Francis Kill me... la place du doute dans l'enquête

Nous sommes au mois de Mai. L'heure de midi... on fait tous la même chose, souvent. Direction la cantine. Il s'agit de se réchauffer un peu. Les beaux jours commencent à poindre, mais le fond de l'air reste frais, ce matin-là. C'est également l'heure de sustenter. Mais en fait, non. Pas cette fois-ci. Coup de fil de la permanence du parquet local, lequel nous saisit d'une nouvelle affaire. Et comme à chaque fois, elle n'est pas banale. A vrai dire, aucune ne l'est. Toutes sont différentes. Tout le temps.

LES FAITS

Cette fois-ci, un homme a été retrouvé, au sous-sol de son commerce, avec deux balles dans le ventre. A cet instant, il est encore en vie. L'affaire est sensible, risque d'être rapidement médiatisée, comme souvent lorsque nous sommes "saisis". L'avantage que nous avons, par rapport à d'autres services, c'est précisément l'engagement que l'on peut mettre sur certains dossiers. Plusieurs enquêteurs, à temps plein, au moins au début, le temps de faire le "gros" du travail. On le sait, une affaire ne peut se réussir, souvent, que si les premiers actes ont été fait, mais surtout bien faits. Les constatations, l'enquête de voisinage, les premières auditions...

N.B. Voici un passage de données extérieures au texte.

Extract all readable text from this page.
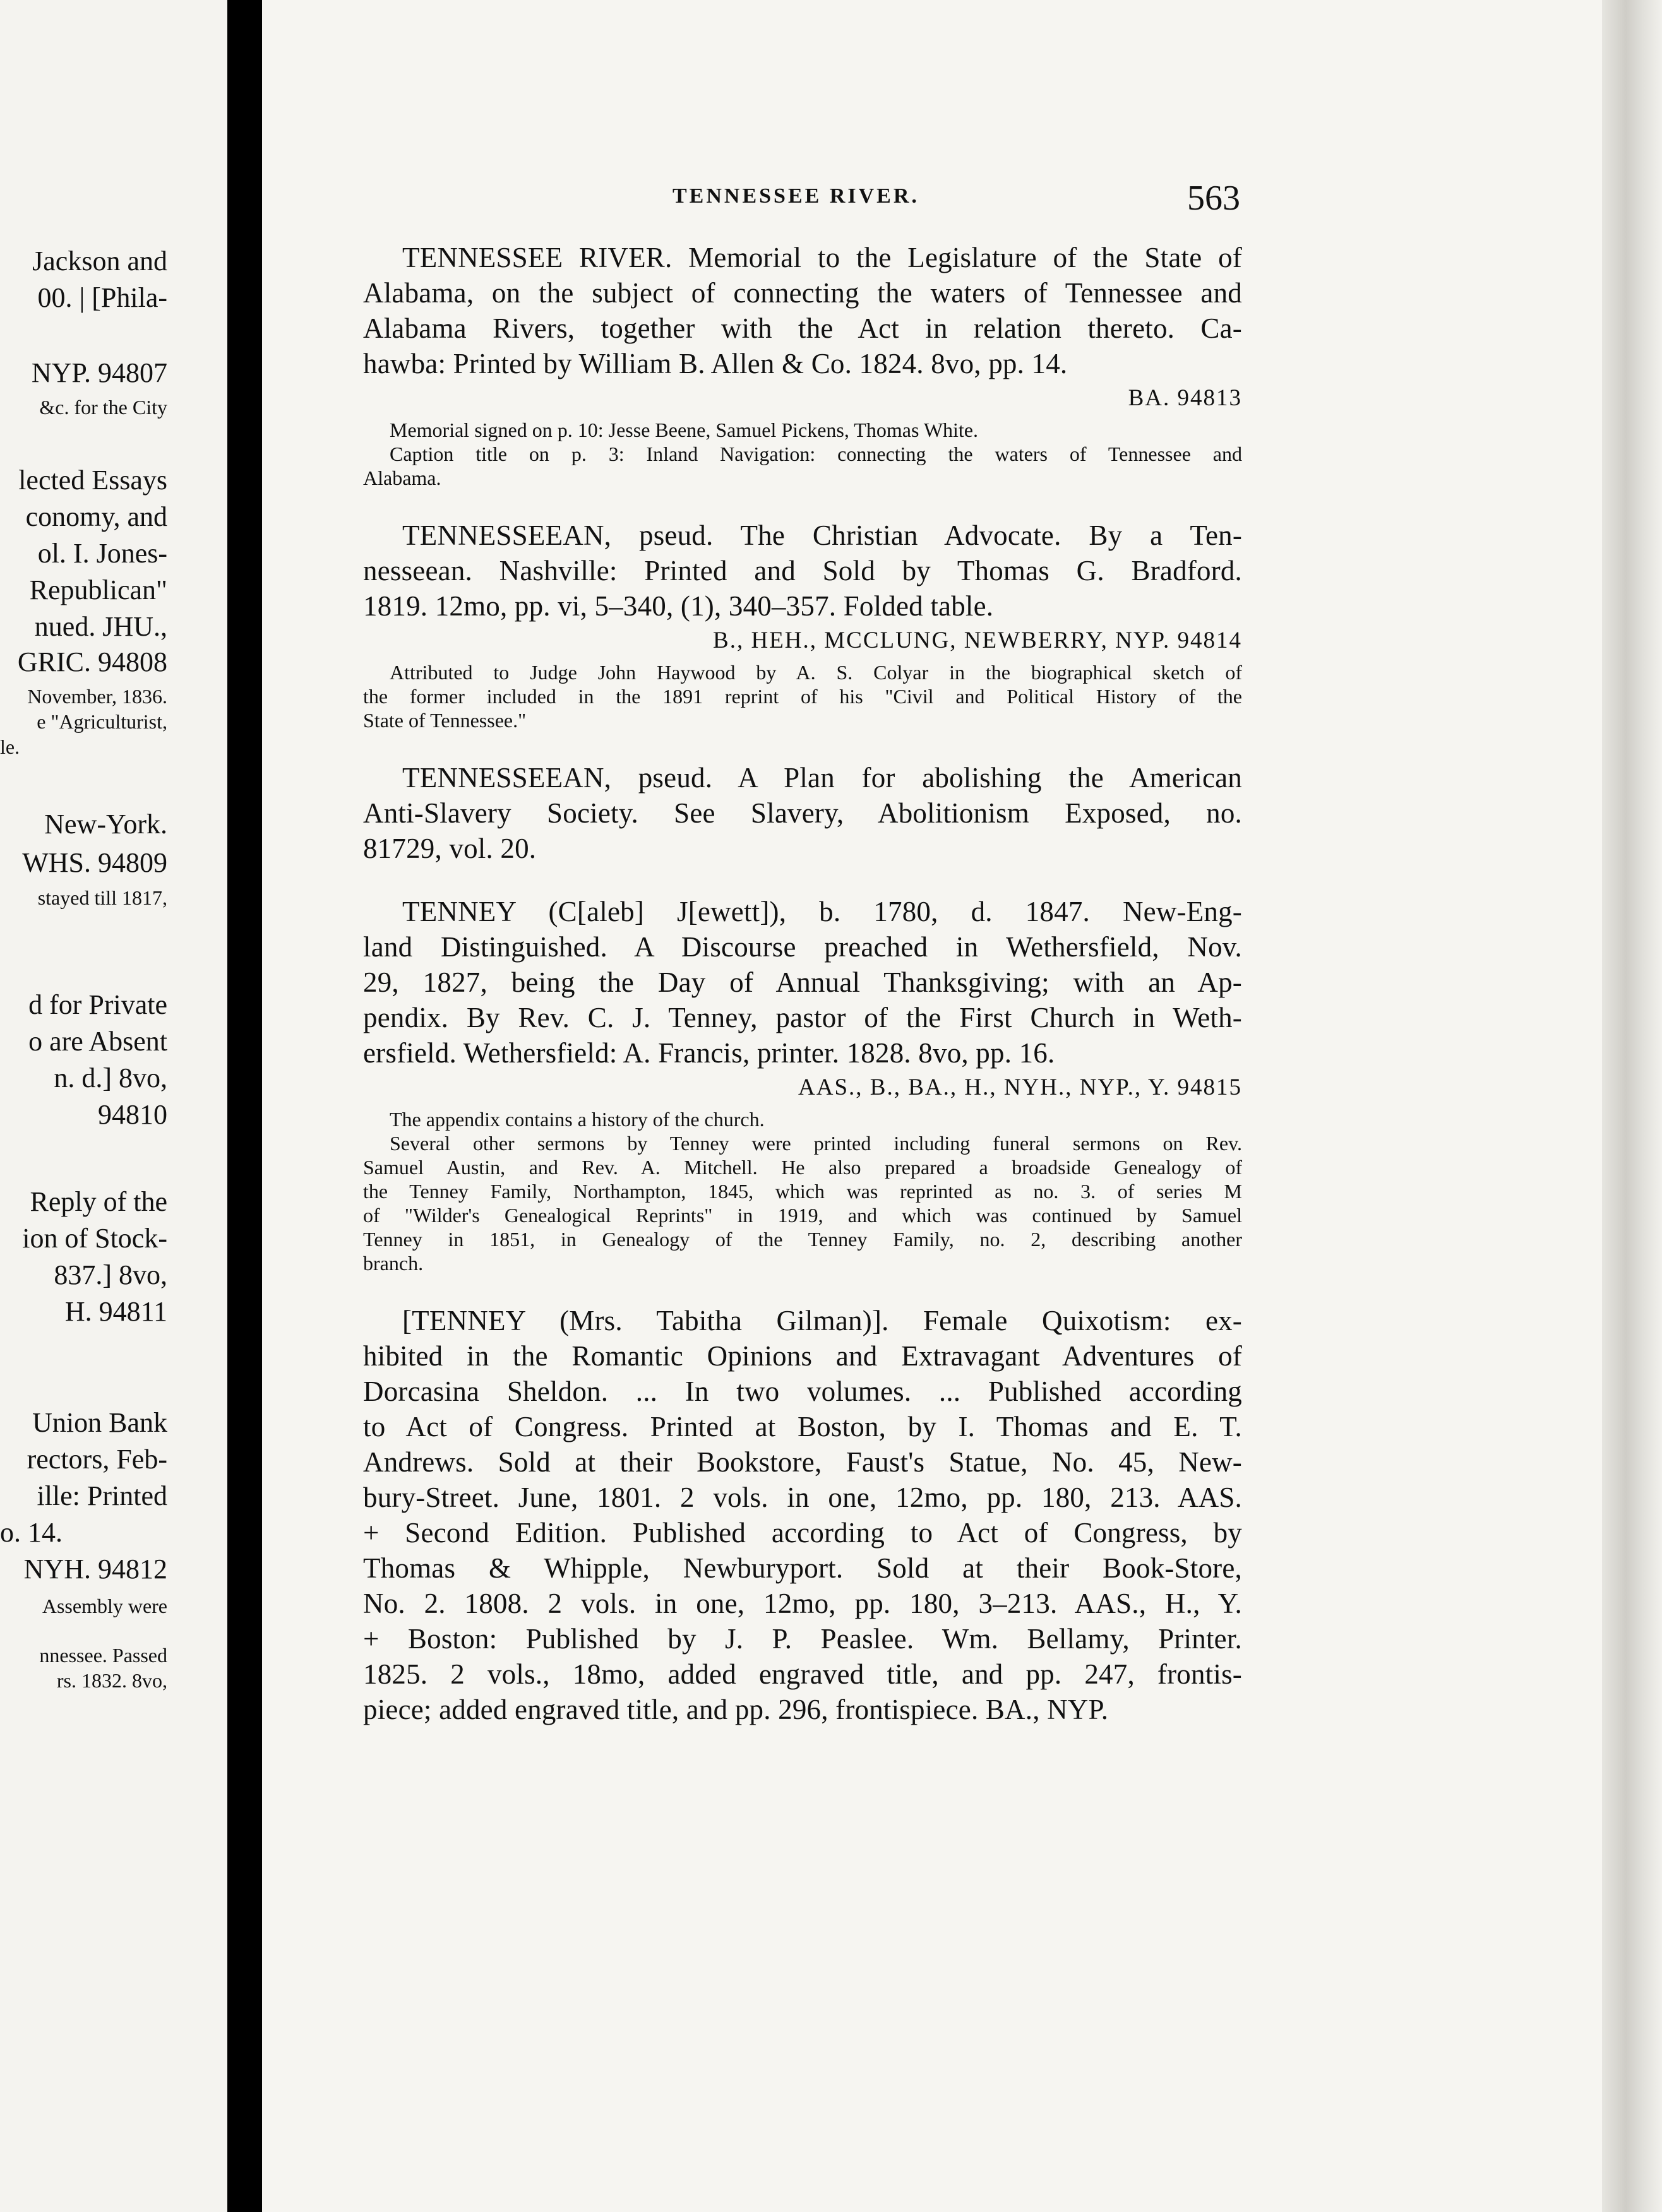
Jackson and
00. | [Phila-
NYP. 94807
&c. for the City
lected Essays
conomy, and
ol. I. Jones-
Republican"
nued. JHU.,
GRIC. 94808
November, 1836.
e "Agriculturist,
le.
New-York.
WHS. 94809
stayed till 1817,
d for Private
o are Absent
n. d.] 8vo,
94810
Reply of the
ion of Stock-
837.] 8vo,
H. 94811
Union Bank
rectors, Feb-
ille: Printed
o. 14.
NYH. 94812
Assembly were
nnessee. Passed
rs. 1832. 8vo,
TENNESSEE RIVER.	563
TENNESSEE RIVER. Memorial to the Legislature of the State of
Alabama, on the subject of connecting the waters of Tennessee and
Alabama Rivers, together with the Act in relation thereto. Ca-
hawba: Printed by William B. Allen & Co. 1824. 8vo, pp. 14.
BA. 94813
Memorial signed on p. 10: Jesse Beene, Samuel Pickens, Thomas White.
Caption title on p. 3: Inland Navigation: connecting the waters of Tennessee and
Alabama.
TENNESSEEAN, pseud. The Christian Advocate. By a Ten-
nesseean. Nashville: Printed and Sold by Thomas G. Bradford.
1819. 12mo, pp. vi, 5–340, (1), 340–357. Folded table.
B., HEH., MCCLUNG, NEWBERRY, NYP. 94814
Attributed to Judge John Haywood by A. S. Colyar in the biographical sketch of
the former included in the 1891 reprint of his "Civil and Political History of the
State of Tennessee."
TENNESSEEAN, pseud. A Plan for abolishing the American
Anti-Slavery Society. See Slavery, Abolitionism Exposed, no.
81729, vol. 20.
TENNEY (C[aleb] J[ewett]), b. 1780, d. 1847. New-Eng-
land Distinguished. A Discourse preached in Wethersfield, Nov.
29, 1827, being the Day of Annual Thanksgiving; with an Ap-
pendix. By Rev. C. J. Tenney, pastor of the First Church in Weth-
ersfield. Wethersfield: A. Francis, printer. 1828. 8vo, pp. 16.
AAS., B., BA., H., NYH., NYP., Y. 94815
The appendix contains a history of the church.
Several other sermons by Tenney were printed including funeral sermons on Rev.
Samuel Austin, and Rev. A. Mitchell. He also prepared a broadside Genealogy of
the Tenney Family, Northampton, 1845, which was reprinted as no. 3. of series M
of "Wilder's Genealogical Reprints" in 1919, and which was continued by Samuel
Tenney in 1851, in Genealogy of the Tenney Family, no. 2, describing another
branch.
[TENNEY (Mrs. Tabitha Gilman)]. Female Quixotism: ex-
hibited in the Romantic Opinions and Extravagant Adventures of
Dorcasina Sheldon. ... In two volumes. ... Published according
to Act of Congress. Printed at Boston, by I. Thomas and E. T.
Andrews. Sold at their Bookstore, Faust's Statue, No. 45, New-
bury-Street. June, 1801. 2 vols. in one, 12mo, pp. 180, 213. AAS.
+ Second Edition. Published according to Act of Congress, by
Thomas & Whipple, Newburyport. Sold at their Book-Store,
No. 2. 1808. 2 vols. in one, 12mo, pp. 180, 3–213. AAS., H., Y.
+ Boston: Published by J. P. Peaslee. Wm. Bellamy, Printer.
1825. 2 vols., 18mo, added engraved title, and pp. 247, frontis-
piece; added engraved title, and pp. 296, frontispiece. BA., NYP.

Une fois n'est pas coutume, c'est la victime qui va nous mettre sur la piste, dès le début de l'enquête. Aux secours qu'il a pu croiser, il aura donné un prénom. Nous l'appelleront Francis. Qui plus est, lorsque le blessé aura été évacué, les constatations feront apparaître des traces de sang, au pied de l'escalier. Avec des lettres "cis" et plus loin "kill". Difficile de ne pas faire de lien. A la fois avec les bribes fournies par la victime, mais aussi, je suis sur que vous l'avez compris, avec cette affaire, que l'on aura longtemps appelé Ghislaine Marchal, du nom de la victime d'un meurtre de 1991,  ou "Omar Raddad"  celui qui a été condamné, puis partiellement gracié par Jacques Chirac, alors Président de la République. Et pour cause, la victime avait inscrit, avec son sang "Omar m'a tuer", le prénom étant celui de son jardinier, sur lequel se sont orientés les enquêteurs.

Sur place, en dehors de ces inscriptions, peu d'indices, si ce n'est l'arme qui semble être celle du crime. Un colt 45. L'homme qui a appelé les secours est entendu rapidement. Il aura eu le temps d'avoir quelques confidences, très parcellaires de la victime "on se bat, j'ai une arme pour me défendre, je la sors, il l’attrape et il tire deux fois". Un des policiers premiers intervenant confirmera les dires de ce témoin; lui aussi a entendu la victime lui faire ces quelques confidences. Ce policier ajoutera d'ailleurs que lorsque lui et arrivé, il était possible de déchiffrer les autres lettres du prénom. Probablement que l'intervention des secours aura effacé une partie des caractères. Il est parfois difficile de concilier nécessité des secours, et gestion d'une scène de crime. Il est évident que la priorité va aux intervenants. Mais il arrive que ça soit préjudiciable à l'enquête. On fait avec. Il n'y a pas de bonne solution. Les secours (pompiers, samu) sont formés à faire ce qu'ils peuvent. Mais il y a des cas où, l'urgence primant, il n'est pas possible de tout figer.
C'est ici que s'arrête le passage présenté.